Vorrei perdere la mia identità
mentre cammino per la strada. Dimenticare in un attimo chi sono, la mia storia,
i miei problemi. Mi fermo, guardo semplicemente la facciata di un palazzo, e
cerco di immedesimarmi in qualcuno che neanche conosco mentre lo osservo
rincasare proprio in questo attimo, trasformando forse i miei pensieri in degli
stupidi dettagli di una giornata senza caratteristiche, scorrevole, ordinaria,
priva persino di qualsiasi affanno.
Non sono nessuno, se ci penso; non
ha alcuna importanza ciò che faccio, che io mi arrabbi contro qualcosa che non
riesco assolutamente a digerire, oppure se sia irritato nei confronti di un
destino di cui non conosco neppure la natura e che sembra giorno dopo giorno attirarmi
in una strada senza alcuna via d’uscita. Forse vorrei essere ancora per un po’ quello
che in sostanza sono sempre stato, ciò che quotidianamente in tutti questi anni
sono riuscito con sacrificio a tenere insieme; assemblare così un compendio di
tutti i desideri, di tutte le mie perplessità, di tutto quell’insieme di
piccolissime esperienze che hanno composto la somma dei miei giorni, con tutti
gli sbagli e le rare combinazioni fortunate che pur si sono presentate, naturalmente
senza che io abbia minimamente saputo coglierle, e poi, se fosse possibile, gettarle
via, in un solo unico gesto.
Vorrei che qualcuno tra coloro che
davvero se ne intendono di queste cose venisse qui davanti a me per dirmi senza
alcuna mezza parola dov’è che non ha funzionato il mio progetto, che cosa sia ciò
che è risultato sempre come sospeso ogni volta che ho cercato di dare vita ad
un pensiero che mi girava nella mente; dove non sono riuscito ad imprimere la
giusta enfasi ai miei gesti, ed in quale caso sono rimasto probabilmente troppo
fermo in una posizione debole, aspettando forse che le cose iniziassero quasi
da sole ad acquistare quota, sospinte magari da un alito di vento
improvvisamente generoso.
Mi piacerebbe magari dimenticarmi anche
di tutto, ed iniziare così una fase nuova, qualcosa che non avesse necessità di
un talento particolare, ma che fosse frutto soltanto di un’idea diversa della
realtà, come una voce nuova, un’interpretazione differente di questa normalità
di cui ho sempre sofferto. Rido di questo pensiero mentre continuo a camminare:
tutto si regge sulla capacità di stare esattamente nel posto che ognuno di noi può
mostrare come proprio, anche se alla fine lo stesso tizio che si mostra sa di
non avere una collocazione vera e propria. Cammino restando dentro alle mie
vesti, ma forse potrei essere chiunque mentre percorro queste strade.
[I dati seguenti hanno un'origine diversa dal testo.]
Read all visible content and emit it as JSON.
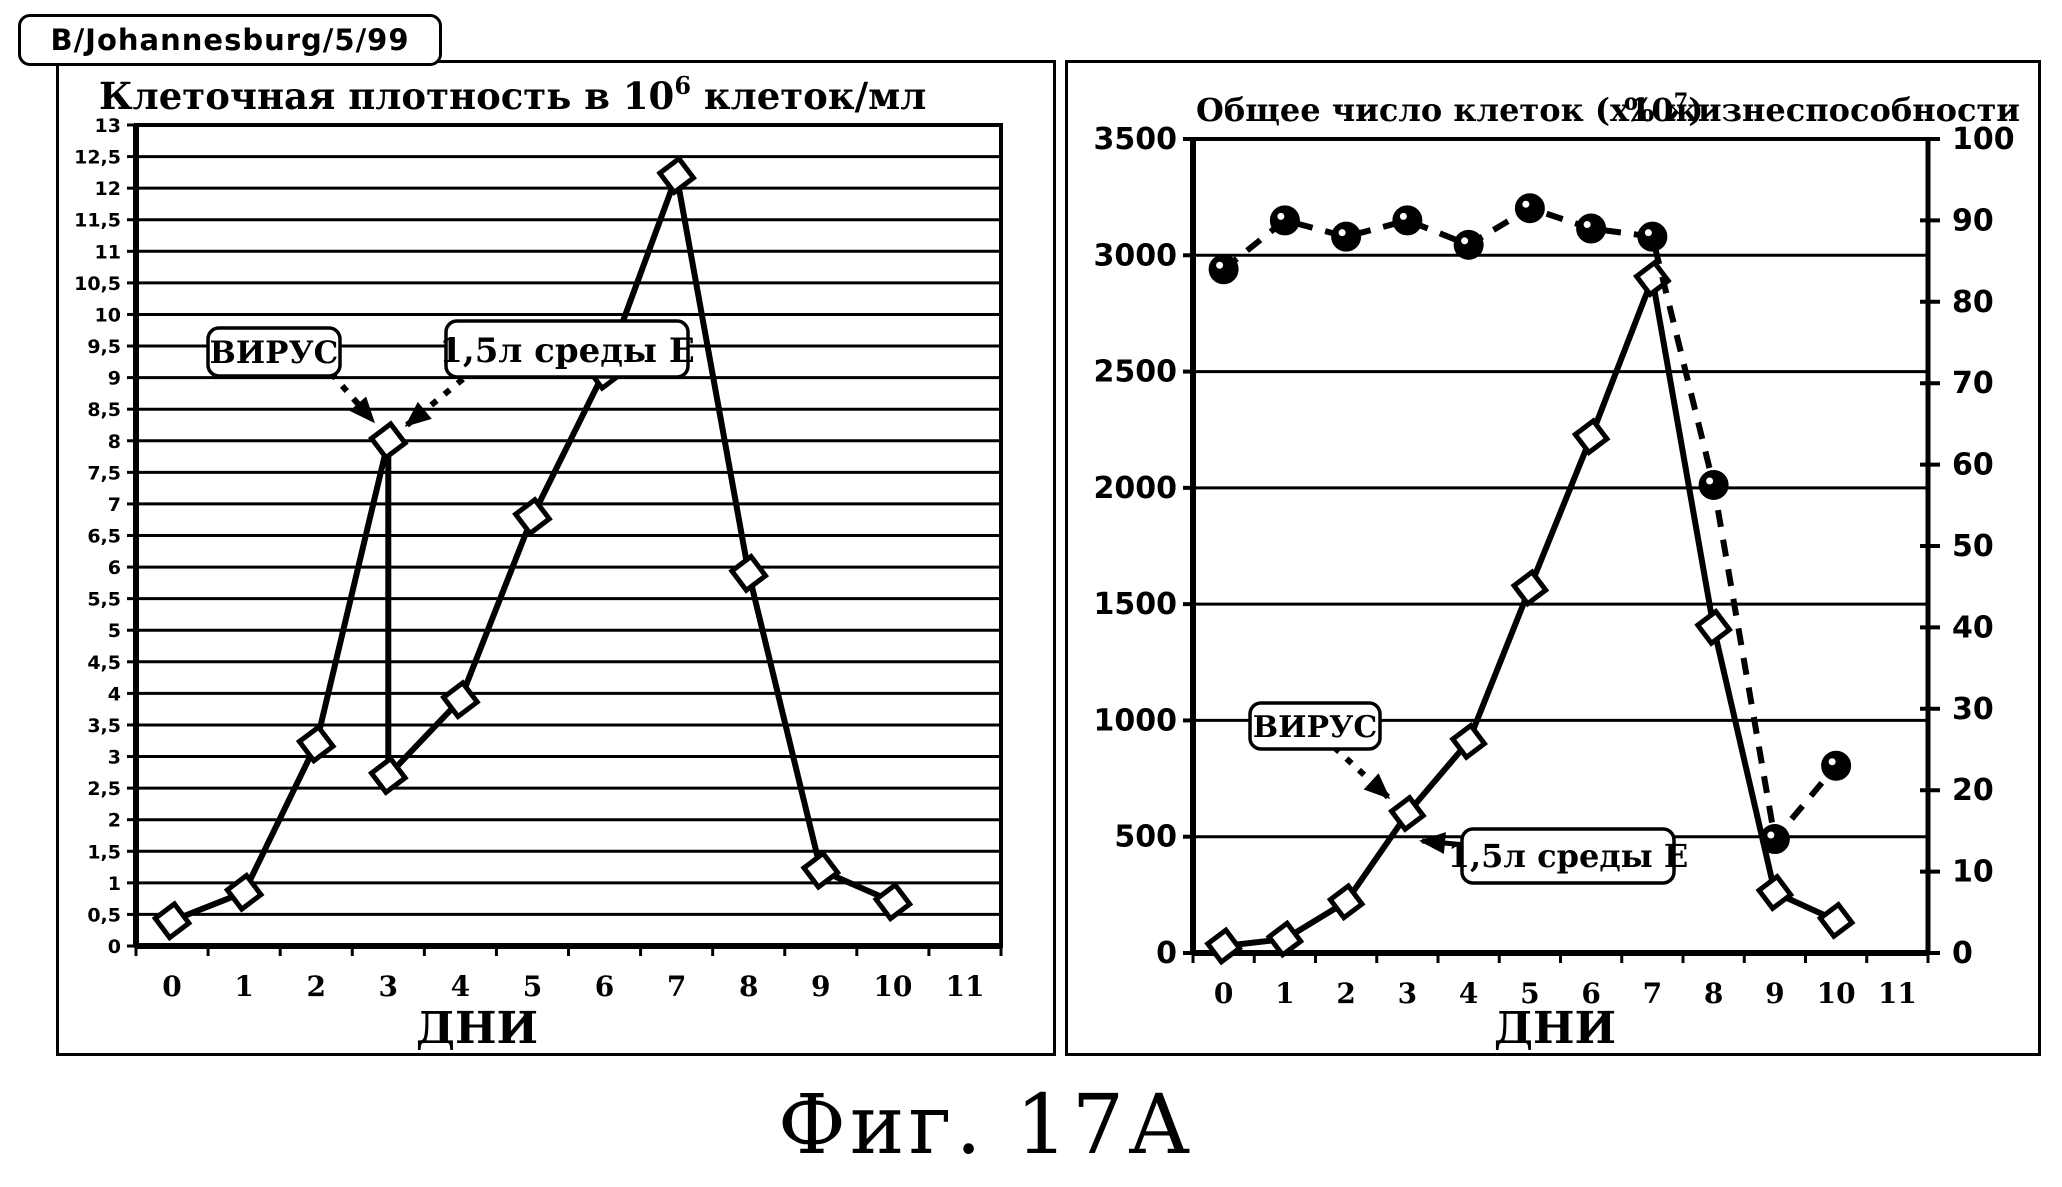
{
  "header": {
    "label": "B/Johannesburg/5/99"
  },
  "caption": "Фиг. 17А",
  "chart_data": [
    {
      "type": "line",
      "panel": "left",
      "title": "Клеточная плотность в 10⁶ клеток/мл",
      "title_parts": {
        "base": "Клеточная плотность в 10",
        "sup": "6",
        "rest": " клеток/мл"
      },
      "xlabel": "ДНИ",
      "x_ticks": [
        "0",
        "1",
        "2",
        "3",
        "4",
        "5",
        "6",
        "7",
        "8",
        "9",
        "10",
        "11"
      ],
      "ylim": [
        0,
        13
      ],
      "y_step": 0.5,
      "y_decimal_separator": ",",
      "grid": true,
      "legend_position": "none",
      "series": [
        {
          "name": "cell-density-10e6-per-ml",
          "marker": "diamond",
          "line": "solid",
          "points": [
            [
              0,
              0.4
            ],
            [
              1,
              0.85
            ],
            [
              2,
              3.2
            ],
            [
              3,
              8.0
            ],
            [
              3,
              2.7
            ],
            [
              4,
              3.9
            ],
            [
              5,
              6.8
            ],
            [
              6,
              9.1
            ],
            [
              7,
              12.2
            ],
            [
              8,
              5.9
            ],
            [
              9,
              1.2
            ],
            [
              10,
              0.7
            ]
          ],
          "note": "day-3 has two values (8.0 before and 2.7 after medium addition); day-6 marker is mostly hidden behind the label box"
        }
      ],
      "annotations": [
        {
          "id": "virus-label",
          "text": "ВИРУС",
          "points_to": "day 3, 8.0"
        },
        {
          "id": "medium-label",
          "text": "1,5л среды Е",
          "points_to": "day 3, 8.0"
        }
      ]
    },
    {
      "type": "line",
      "panel": "right",
      "title_left": "Общее число клеток (x10⁷)",
      "title_left_parts": {
        "base": "Общее число клеток (x10",
        "sup": "7",
        "rest": ")"
      },
      "title_right": "% жизнеспособности",
      "xlabel": "ДНИ",
      "x_ticks": [
        "0",
        "1",
        "2",
        "3",
        "4",
        "5",
        "6",
        "7",
        "8",
        "9",
        "10",
        "11"
      ],
      "y_left": {
        "min": 0,
        "max": 3500,
        "step": 500
      },
      "y_right": {
        "min": 0,
        "max": 100,
        "step": 10
      },
      "grid": true,
      "legend_position": "none",
      "series": [
        {
          "name": "total-cells-x10e7",
          "axis": "left",
          "marker": "diamond",
          "line": "solid",
          "points": [
            [
              0,
              30
            ],
            [
              1,
              60
            ],
            [
              2,
              220
            ],
            [
              3,
              600
            ],
            [
              4,
              910
            ],
            [
              5,
              1570
            ],
            [
              6,
              2220
            ],
            [
              7,
              2900
            ],
            [
              8,
              1400
            ],
            [
              9,
              260
            ],
            [
              10,
              140
            ]
          ]
        },
        {
          "name": "viability-percent",
          "axis": "right",
          "marker": "circle",
          "line": "dashed",
          "points": [
            [
              0,
              84
            ],
            [
              1,
              90
            ],
            [
              2,
              88
            ],
            [
              3,
              90
            ],
            [
              4,
              87
            ],
            [
              5,
              91.5
            ],
            [
              6,
              89
            ],
            [
              7,
              88
            ],
            [
              8,
              57.5
            ],
            [
              9,
              14
            ],
            [
              10,
              23
            ]
          ]
        }
      ],
      "annotations": [
        {
          "id": "virus-label",
          "text": "ВИРУС",
          "points_to": "day 3 of total cells"
        },
        {
          "id": "medium-label",
          "text": "1,5л среды Е",
          "points_to": "day 3 of total cells"
        }
      ]
    }
  ]
}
Non so bene neanche più che cosa
fare. Andarmene via, allontanarmi rapidamente da tutto quanto ciò che mi
circonda. Oppure mettermi in un angolo come un animale che riesce a fiutare
sempre di più l’approssimarsi del proprio destino, e quindi sfuggire la realtà
ma contemporaneamente sentirsene anche succube. O anche cercare indifferenza, e
proseguire come sempre, dritto sulle proprie gambe, come un personaggio senza
sentimenti, coerente e ligio alla sua sorte. Non lo so, vorrei dare un segnale
a quanti sono in grado di coglierne il valore. Anche se sto chiudendo una per
volta le mie porte, senza lasciarmi alle spalle alcuna via di fuga.